Dean, the first hurricane of what is expected to be an above-average Atlantic season, lifted the roof off the pediatric wing at Victoria Hospital in St. Lucia's capital, Castries, but patients had already been moved, officials said.
Heraldine Rock, an ex-government minister in the former British colony of 170,000 people, said the storm ripped roofs off houses and damaged at least two banana plantations.
"In one village, telephone and power lines are down. They're strewn all over the road, trees are uprooted and are blocking the roads," she said. "In another village, a landslide has been reported, cutting off any access to the airport."
Deputy Prime Minister Leonard Montoute said at least two people were injured when a tree fell on their home.
"I'm told that the coastal areas have taken a severe battering. There's debris all over Castries in the capital and flood waters on the roads," he said.
On neighboring Martinique, an elderly man died of a heart attack during the storm and six people were injured. The hurricane destroyed all the banana plantations, which employ 10,000 of Martinique's 400,000 residents, and wiped out 70 percent of the sugarcane farms, said Christian Estrosi, France's secretary of state for overseas territories.
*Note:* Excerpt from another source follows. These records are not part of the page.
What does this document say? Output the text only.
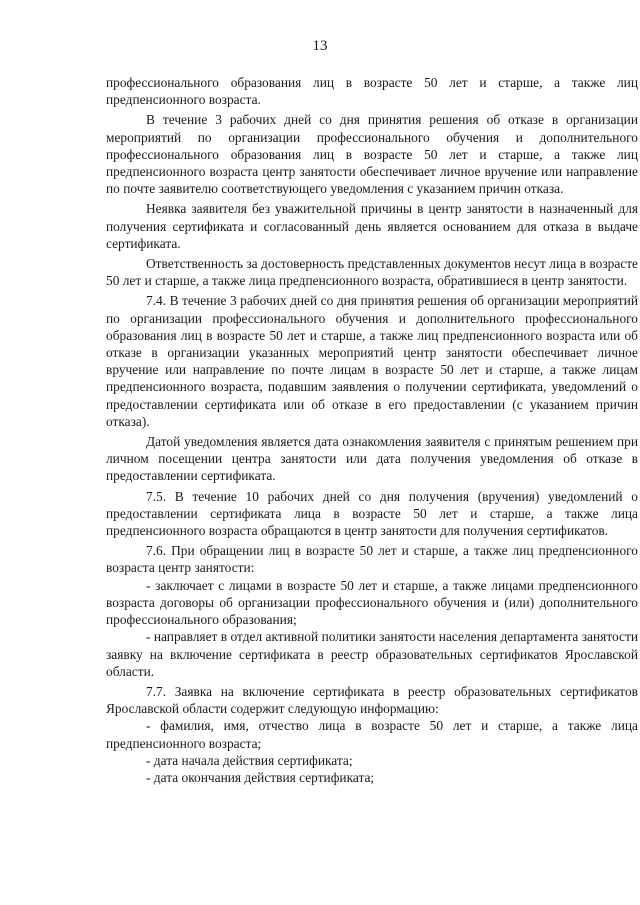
13

профессионального образования лиц в возрасте 50 лет и старше, а также лиц предпенсионного возраста.

В течение 3 рабочих дней со дня принятия решения об отказе в организации мероприятий по организации профессионального обучения и дополнительного профессионального образования лиц в возрасте 50 лет и старше, а также лиц предпенсионного возраста центр занятости обеспечивает личное вручение или направление по почте заявителю соответствующего уведомления с указанием причин отказа.

Неявка заявителя без уважительной причины в центр занятости в назначенный для получения сертификата и согласованный день является основанием для отказа в выдаче сертификата.

Ответственность за достоверность представленных документов несут лица в возрасте 50 лет и старше, а также лица предпенсионного возраста, обратившиеся в центр занятости.

7.4. В течение 3 рабочих дней со дня принятия решения об организации мероприятий по организации профессионального обучения и дополнительного профессионального образования лиц в возрасте 50 лет и старше, а также лиц предпенсионного возраста или об отказе в организации указанных мероприятий центр занятости обеспечивает личное вручение или направление по почте лицам в возрасте 50 лет и старше, а также лицам предпенсионного возраста, подавшим заявления о получении сертификата, уведомлений о предоставлении сертификата или об отказе в его предоставлении (с указанием причин отказа).

Датой уведомления является дата ознакомления заявителя с принятым решением при личном посещении центра занятости или дата получения уведомления об отказе в предоставлении сертификата.

7.5. В течение 10 рабочих дней со дня получения (вручения) уведомлений о предоставлении сертификата лица в возрасте 50 лет и старше, а также лица предпенсионного возраста обращаются в центр занятости для получения сертификатов.

7.6. При обращении лиц в возрасте 50 лет и старше, а также лиц предпенсионного возраста центр занятости:

- заключает с лицами в возрасте 50 лет и старше, а также лицами предпенсионного возраста договоры об организации профессионального обучения и (или) дополнительного профессионального образования;

- направляет в отдел активной политики занятости населения департамента занятости заявку на включение сертификата в реестр образовательных сертификатов Ярославской области.

7.7. Заявка на включение сертификата в реестр образовательных сертификатов Ярославской области содержит следующую информацию:

- фамилия, имя, отчество лица в возрасте 50 лет и старше, а также лица предпенсионного возраста;

- дата начала действия сертификата;

- дата окончания действия сертификата;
"In economic terms the damage is large and even dramatic," said Estrosi, who planned to travel to Martinique on Saturday to announce emergency aid measures.
Dean's projected path would put it directly over Jamaica on Sunday and near Mexico's Yucatan Peninsula or straight into the Gulf of Mexico through the Yucatan Channel by Tuesday.
If it crosses the Yucatan, it is projected to emerge in the southern Gulf and could disrupt operations in the Cantarell Complex of Mexican oil fields, which is one of the world's most productive and supplies two-thirds of Mexico's crude oil output.
Computer models have fluctuated between an eventual landing as far north as Louisiana, and Belize, at the southern end of the Yucatan, but began to shift generally more to the south late on Friday.
Forecasters have predicted the six-month 2007 hurricane season would be more active than average with up to 16 named storms. An average year historically has 10 or 11 storms.